I am bringing up these biblical and Quranic references about the three great prophets because my ministry in bridge-building with these references, the children of Abraham, through my interfaith involvement is coming to an end here in Augusta, as I am leaving the Islamic Society of Augusta at the end of 2016. I have worked diligently during the past four years with all members of faith, who represent the beautiful mosaic of Augusta, to bring better understanding and more awareness among people of faith and my own Islamic faith.
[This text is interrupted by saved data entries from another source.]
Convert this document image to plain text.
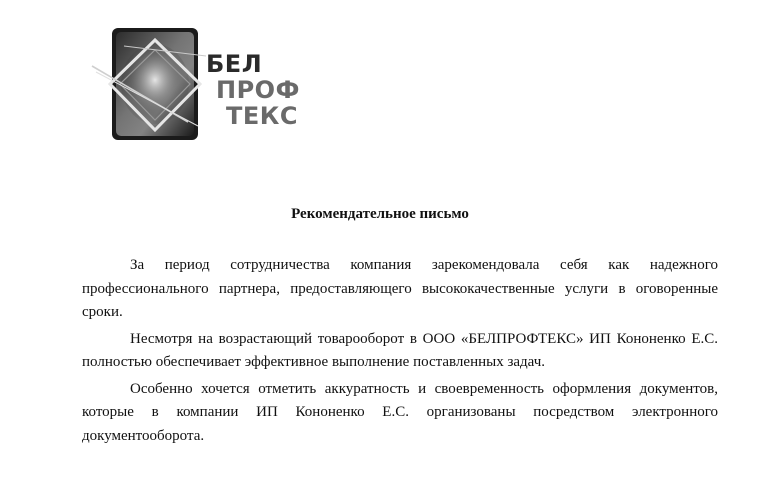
БЕЛ
ПРОФ
ТЕКС
Рекомендательное письмо

За период сотрудничества компания зарекомендовала себя как надежного профессионального партнера, предоставляющего высококачественные услуги в оговоренные сроки.

Несмотря на возрастающий товарооборот в ООО «БЕЛПРОФТЕКС» ИП Кононенко Е.С. полностью обеспечивает эффективное выполнение поставленных задач.

Особенно хочется отметить аккуратность и своевременность оформления документов, которые в компании ИП Кононенко Е.С. организованы посредством электронного документооборота.
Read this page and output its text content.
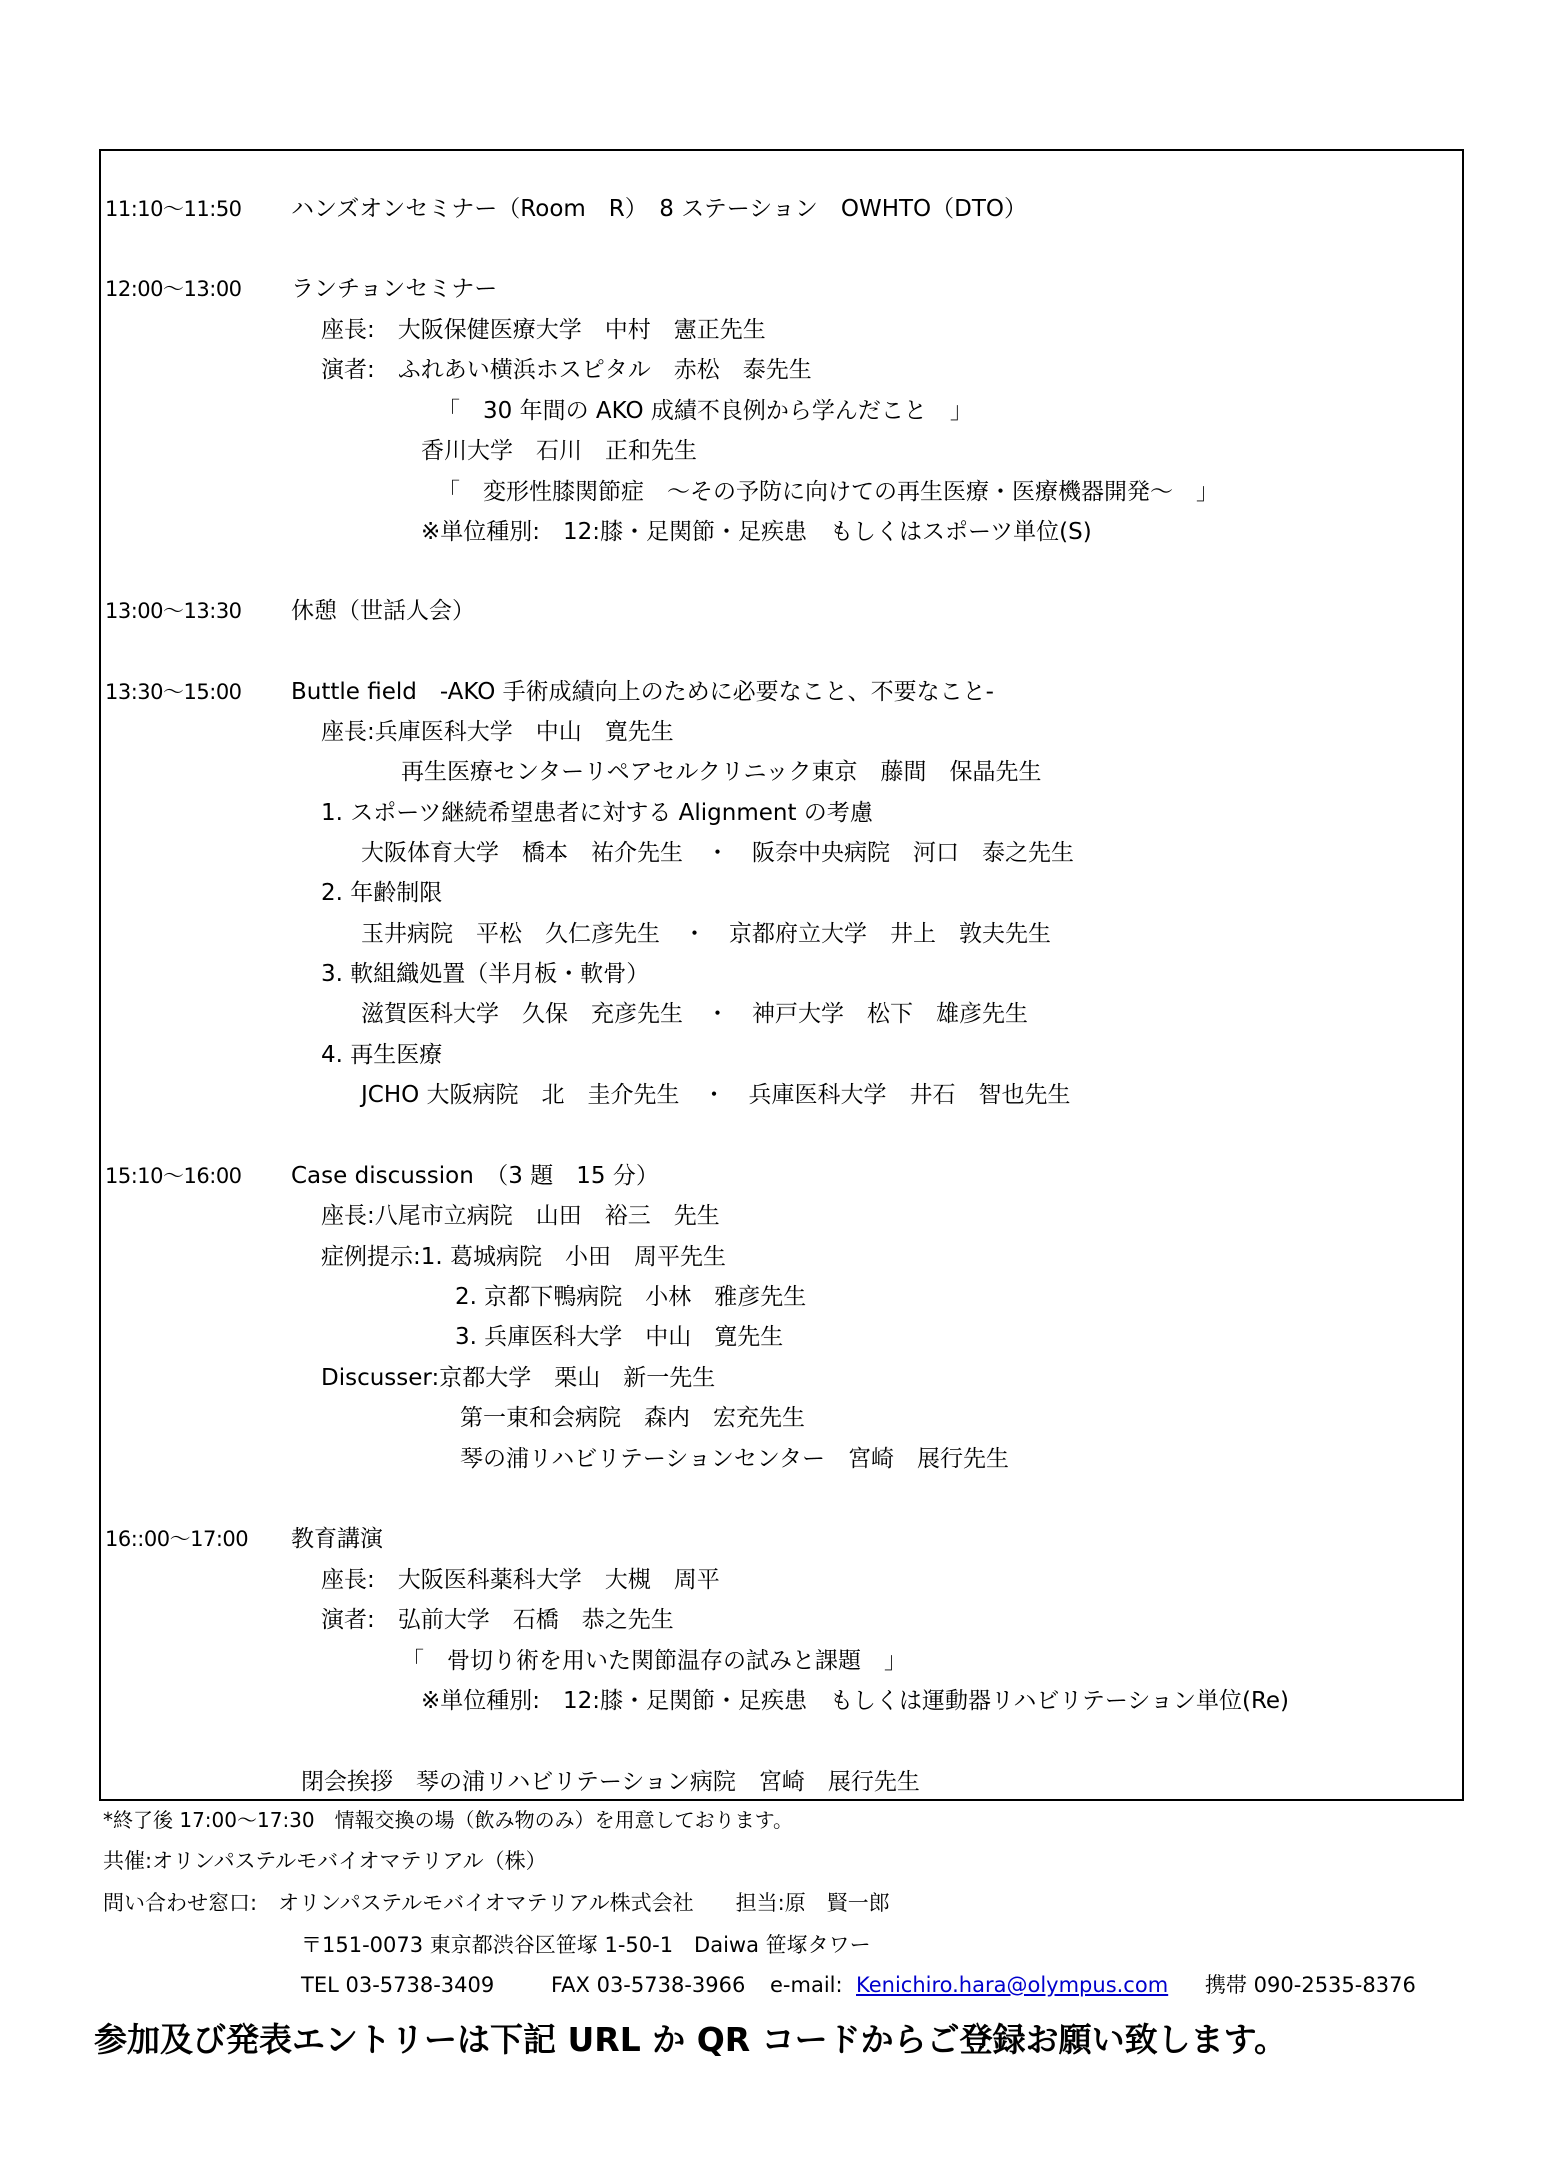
11:10～11:50 ハンズオンセミナー（Room　R）　8 ステーション　OWHTO（DTO）
12:00～13:00 ランチョンセミナー
座長:　大阪保健医療大学　中村　憲正先生
演者:　ふれあい横浜ホスピタル　赤松　泰先生
「　30 年間の AKO 成績不良例から学んだこと　」
香川大学　石川　正和先生
「　変形性膝関節症　～その予防に向けての再生医療・医療機器開発～　」
※単位種別:　12:膝・足関節・足疾患　もしくはスポーツ単位(S)
13:00～13:30 休憩（世話人会）
13:30～15:00 Buttle field　-AKO 手術成績向上のために必要なこと、不要なこと-
座長:兵庫医科大学　中山　寛先生
再生医療センターリペアセルクリニック東京　藤間　保晶先生
1. スポーツ継続希望患者に対する Alignment の考慮
大阪体育大学　橋本　祐介先生　・　阪奈中央病院　河口　泰之先生
2. 年齢制限
玉井病院　平松　久仁彦先生　・　京都府立大学　井上　敦夫先生
3. 軟組織処置（半月板・軟骨）
滋賀医科大学　久保　充彦先生　・　神戸大学　松下　雄彦先生
4. 再生医療
JCHO 大阪病院　北　圭介先生　・　兵庫医科大学　井石　智也先生
15:10～16:00 Case discussion　（3 題　15 分）
座長:八尾市立病院　山田　裕三　先生
症例提示:1. 葛城病院　小田　周平先生
2. 京都下鴨病院　小林　雅彦先生
3. 兵庫医科大学　中山　寛先生
Discusser:京都大学　栗山　新一先生
第一東和会病院　森内　宏充先生
琴の浦リハビリテーションセンター　宮崎　展行先生
16::00～17:00 教育講演
座長:　大阪医科薬科大学　大槻　周平
演者:　弘前大学　石橋　恭之先生
「　骨切り術を用いた関節温存の試みと課題　」
※単位種別:　12:膝・足関節・足疾患　もしくは運動器リハビリテーション単位(Re)
閉会挨拶　琴の浦リハビリテーション病院　宮崎　展行先生
*終了後 17:00～17:30　情報交換の場（飲み物のみ）を用意しております。
共催:オリンパステルモバイオマテリアル（株）
問い合わせ窓口:　オリンパステルモバイオマテリアル株式会社　　担当:原　賢一郎
〒151-0073 東京都渋谷区笹塚 1-50-1　Daiwa 笹塚タワー
TEL 03-5738-3409	FAX 03-5738-3966 e-mail: Kenichiro.hara@olympus.com 携帯 090-2535-8376
参加及び発表エントリーは下記 URL か QR コードからご登録お願い致します。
I firmly believe that prophet Abraham taught his two sons, prophet Ishmael and prophet Isaac, the same, and they, in turn, taught their children and their followers the same principles they learnt from their father Abraham. So why are we, the children of Abraham, continuously disputing and segregating based on our differences, rather than conversing and uniting based on our similarities? I joined the Interfaith Fellowship of Augusta from the inception of my journey in Augusta, and they have helped me progress more in bringing awareness to the children of Abraham and the children of Adam, the father of humanity. I made the mosque I served in available and accessible to all different faiths to visit and to attend. This is how I understood my Islam.
Prophet Muhammad (pbuh) once said: The true believer is that one who quickly becomes familiar and befriends others, and vice versa. I am very thankful to all my fellow Augustans, be they believers or clergy, to newspapers and media outlets, to my dear honorable mayor of the city and the officials, to the law enforcement agencies, and last and foremost my own Muslim community of Augusta for allowing me to accomplish my mission and facilitate the venue. I sincerely hope that my successor, whoever he may be, continues the bridge-building path that I have been involved in with the Interfaith Fellowship of Augusta and works to strengthen the relationship with members of other faiths.
At this moment, the end of 2016, I pray God the Almighty, the Supreme, the Creator to bring His peace and His mercy upon all the suffering ones, heal the sick, reduce the pain, and make 2017 a blessed year for everyone and make His children more aware of Him.